Sydney to try to curb 'distracted walking'

Jun 01, 2016, 4:10 PM EDT
(Source: Ian Sane/flickr)
(Source: Ian Sane/flickr)

The Australian government has revealed that it will devote AU$250,000 to a project that will implement "ground-level semaphores," or sidewalk-based traffic lights, to try to keep pedestrians who have their heads buried in their phones safer.

The semaphores will be tested in Sydney first; and the New South Wales state government will implement them at key crossings beginning in December to try to create safer street crossing environments, as more and more users prove unwilling to lift their eyes from their mobile device screens in order to pay attention to walk or traffic signals.

Centre for Road Safety Executive Director Bernard Carlon told Mashable Australia: "Pedestrians are less protected in a road crash, and are therefore more likely to be seriously injured or killed. This is why we need to create a road system that keeps them safe, and this includes situations when they may not be paying attention.”

The news outlet also noted that 61 pedestrians were killed on New South Wales roads in 2015 — a 49% increase from 2014.

A study done earlier this year in the U.S. by the Governors Highway Safety Association found that pedestrians account for 15% of all traffic deaths in the U.S.
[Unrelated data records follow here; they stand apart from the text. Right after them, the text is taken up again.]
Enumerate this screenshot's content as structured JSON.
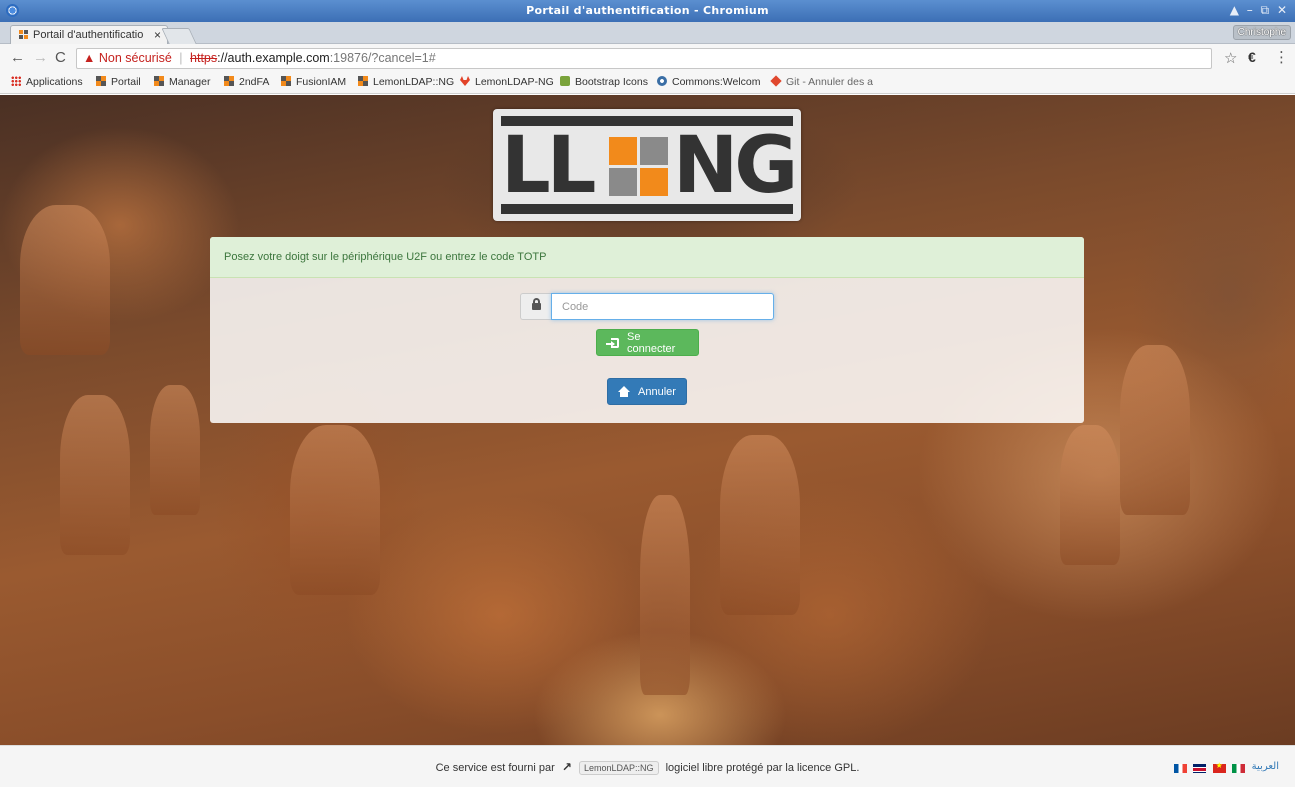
{
  "window": {
    "title": "Portail d'authentification - Chromium",
    "controls": "▲ – ⧉ ✕"
  },
  "tabs": [
    {
      "label": "Portail d'authentificatio",
      "close": "×"
    }
  ],
  "profile": {
    "name": "Christophe"
  },
  "omnibox": {
    "warning_label": "Non sécurisé",
    "scheme": "https",
    "host": "://auth.example.com",
    "rest": ":19876/?cancel=1#"
  },
  "bookmarks": [
    {
      "label": "Applications",
      "icon": "apps-grid-icon"
    },
    {
      "label": "Portail",
      "icon": "lemonldap-icon"
    },
    {
      "label": "Manager",
      "icon": "lemonldap-icon"
    },
    {
      "label": "2ndFA",
      "icon": "lemonldap-icon"
    },
    {
      "label": "FusionIAM",
      "icon": "lemonldap-icon"
    },
    {
      "label": "LemonLDAP::NG",
      "icon": "lemonldap-icon"
    },
    {
      "label": "LemonLDAP-NG",
      "icon": "gitlab-icon"
    },
    {
      "label": "Bootstrap Icons",
      "icon": "bootstrap-icon"
    },
    {
      "label": "Commons:Welcom",
      "icon": "wikimedia-icon"
    },
    {
      "label": "Git - Annuler des a",
      "icon": "git-icon"
    }
  ],
  "logo": {
    "text_left": "LL",
    "text_right": "NG",
    "colors": {
      "dark": "#333333",
      "orange": "#f28a1b",
      "light": "#e8e8e8",
      "mid": "#8a8a8a"
    }
  },
  "auth": {
    "message": "Posez votre doigt sur le périphérique U2F ou entrez le code TOTP",
    "code_placeholder": "Code",
    "login_button": "Se connecter",
    "cancel_button": "Annuler"
  },
  "footer": {
    "text_before": "Ce service est fourni par",
    "product": "LemonLDAP::NG",
    "text_after": "logiciel libre protégé par la licence GPL.",
    "languages": [
      "fr",
      "en",
      "vi",
      "it"
    ],
    "arabic_label": "العربية"
  },
  "colors": {
    "success_bg": "#dff0d8",
    "success_text": "#3c763d",
    "btn_success": "#5cb85c",
    "btn_primary": "#337ab7",
    "insecure_red": "#c5221f"
  }
}
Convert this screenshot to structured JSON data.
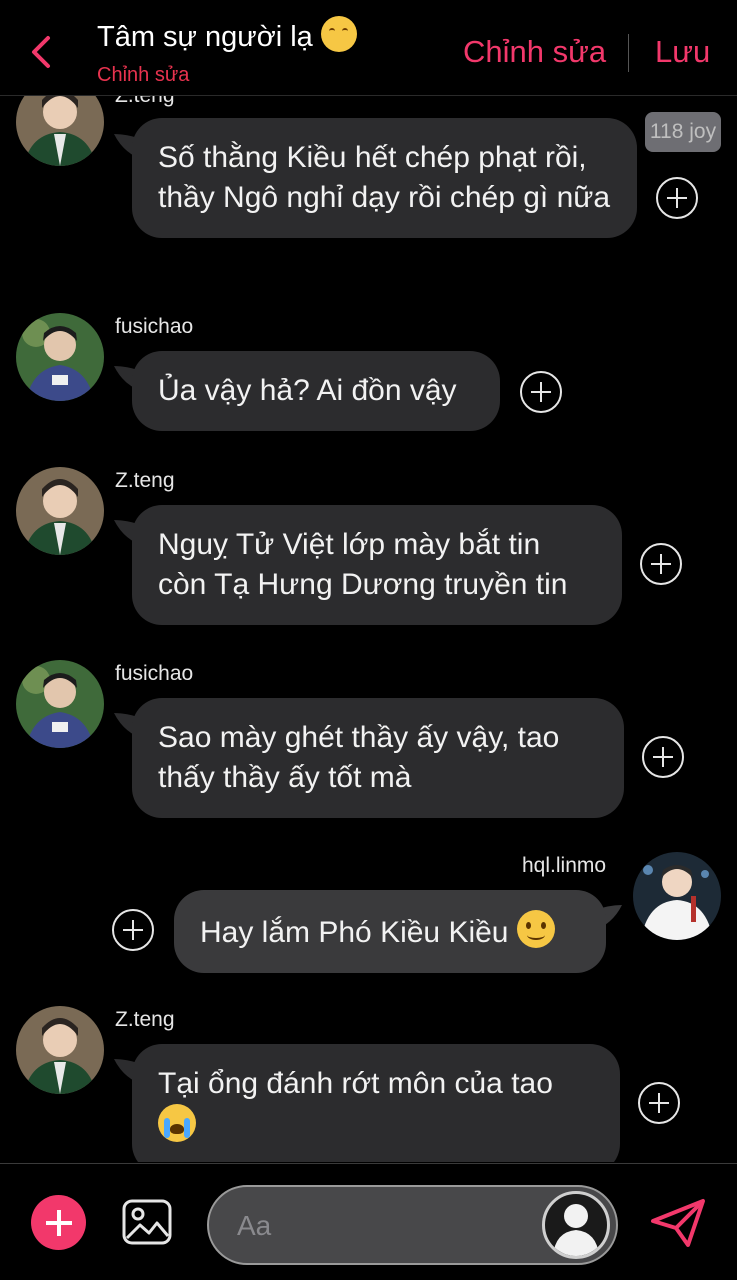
{
  "colors": {
    "accent": "#f2386b",
    "bubble": "#2c2c2e",
    "background": "#000000"
  },
  "header": {
    "title": "Tâm sự người lạ",
    "title_icon": "smiling-blush-emoji",
    "subtitle": "Chỉnh sửa",
    "edit_label": "Chỉnh sửa",
    "save_label": "Lưu",
    "back_icon": "chevron-left-icon"
  },
  "messages": [
    {
      "sender": "Z.teng",
      "text": "Số thằng Kiều hết chép phạt rồi, thầy Ngô nghỉ dạy rồi chép gì nữa",
      "badge": "118 joy"
    },
    {
      "sender": "fusichao",
      "text": "Ủa vậy hả? Ai đồn vậy"
    },
    {
      "sender": "Z.teng",
      "text": "Nguỵ Tử Việt lớp mày bắt tin còn Tạ Hưng Dương truyền tin"
    },
    {
      "sender": "fusichao",
      "text": "Sao mày ghét thầy ấy vậy, tao thấy thầy ấy tốt mà"
    },
    {
      "sender": "hql.linmo",
      "text": "Hay lắm Phó Kiều Kiều",
      "emoji": "slightly-smiling-face"
    },
    {
      "sender": "Z.teng",
      "text": "Tại ổng đánh rớt môn của tao",
      "emoji": "loudly-crying-face"
    }
  ],
  "composer": {
    "placeholder": "Aa",
    "add_icon": "plus-icon",
    "image_icon": "image-icon",
    "persona_icon": "persona-silhouette-icon",
    "send_icon": "send-icon"
  }
}
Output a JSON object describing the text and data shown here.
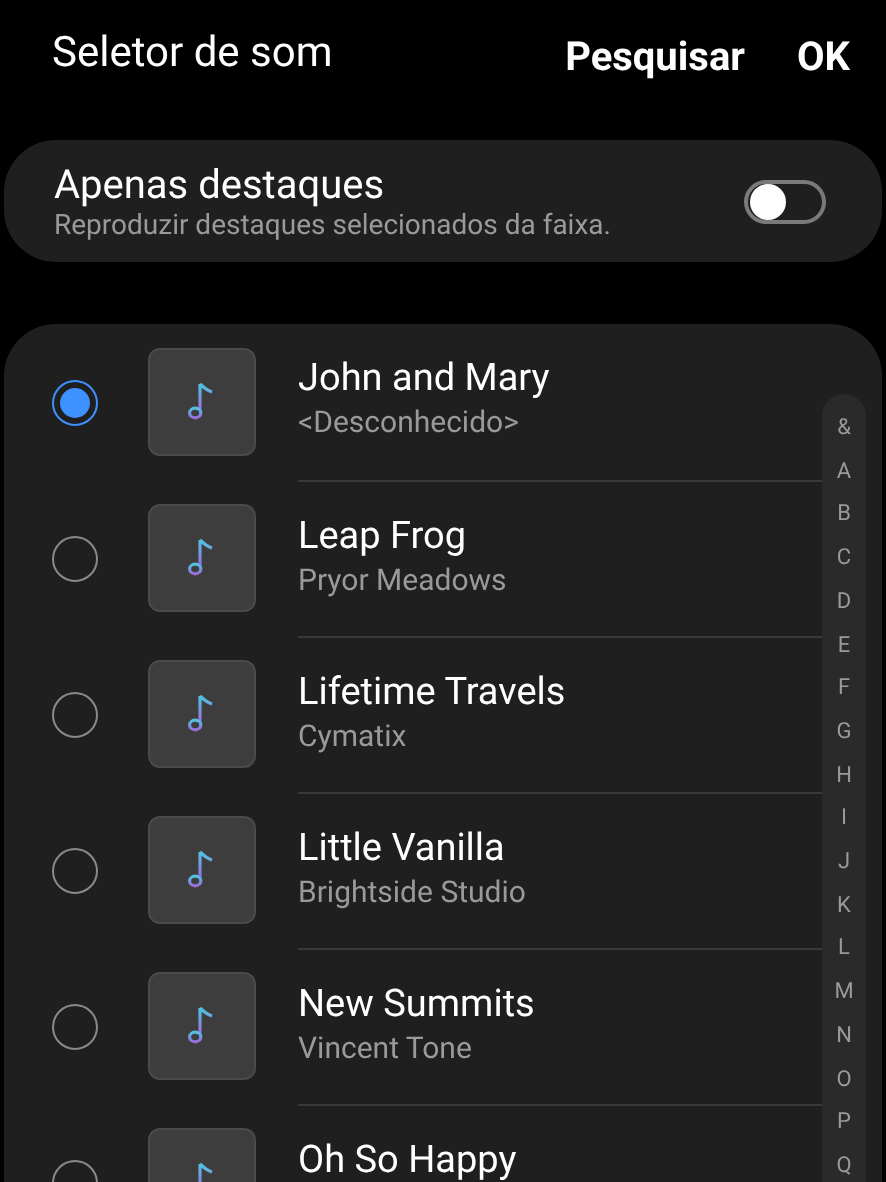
{
  "header": {
    "title": "Seletor de som",
    "actions": [
      "Pesquisar",
      "OK"
    ]
  },
  "highlights": {
    "title": "Apenas destaques",
    "subtitle": "Reproduzir destaques selecionados da faixa.",
    "on": false
  },
  "tracks": [
    {
      "title": "John and Mary",
      "artist": "<Desconhecido>",
      "selected": true
    },
    {
      "title": "Leap Frog",
      "artist": "Pryor Meadows",
      "selected": false
    },
    {
      "title": "Lifetime Travels",
      "artist": "Cymatix",
      "selected": false
    },
    {
      "title": "Little Vanilla",
      "artist": "Brightside Studio",
      "selected": false
    },
    {
      "title": "New Summits",
      "artist": "Vincent Tone",
      "selected": false
    },
    {
      "title": "Oh So Happy",
      "selected": false
    }
  ],
  "index_letters": [
    "&",
    "A",
    "B",
    "C",
    "D",
    "E",
    "F",
    "G",
    "H",
    "I",
    "J",
    "K",
    "L",
    "M",
    "N",
    "O",
    "P",
    "Q"
  ]
}
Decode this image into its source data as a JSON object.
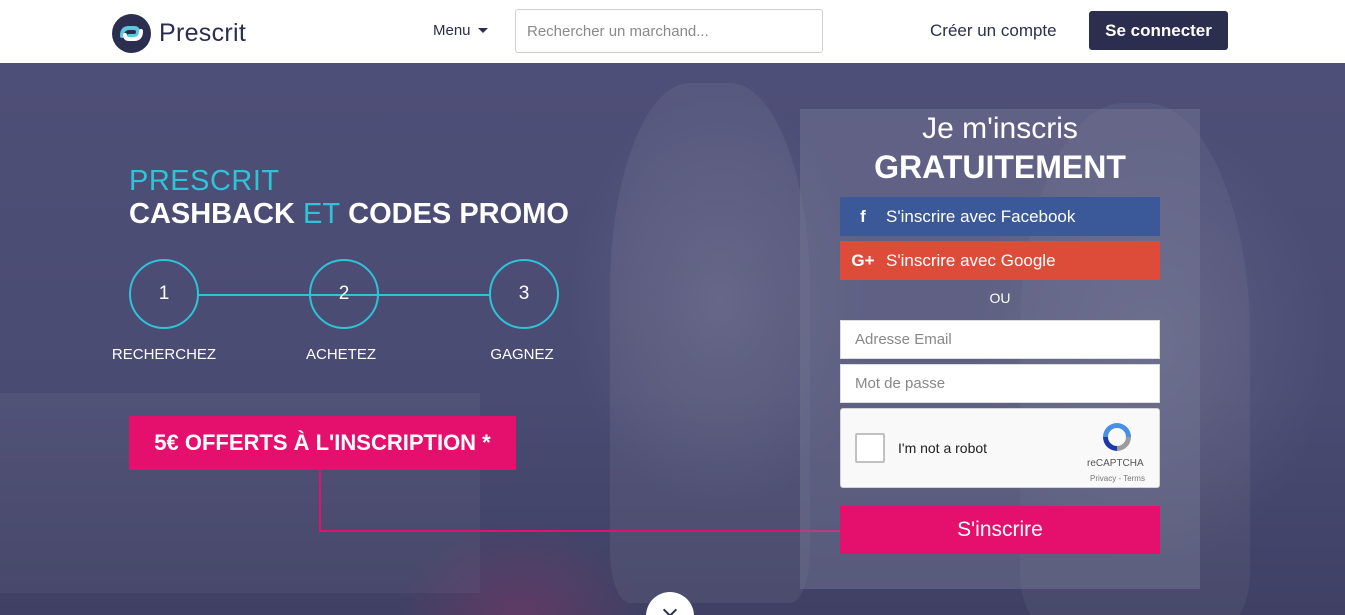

It's difficult to pinpoint how many of these fatalities are a result of a pedestrian ignoring traffic signals because he or she was engrossed in a mobile device. Nonetheless, many argue that the proliferation of smartphones and digital life is impacting pedestrian safety, as evidenced quite simply by the visible number of people on sidewalks buried in their phones. The other side argues that "distracted walking” is not a real problem, and that drivers are still to blame for increasing pedestrian fatalities.

 Australia is not the first country to adopt a measure to protect pedestrians distracted mobile devices. Earlier this year, the German city of Augsburg implemented sidewalk traffic lights that notify users with bowed heads when to cross the road. For now, safety notwithstanding, lure of the mobile device seems to be prevailing.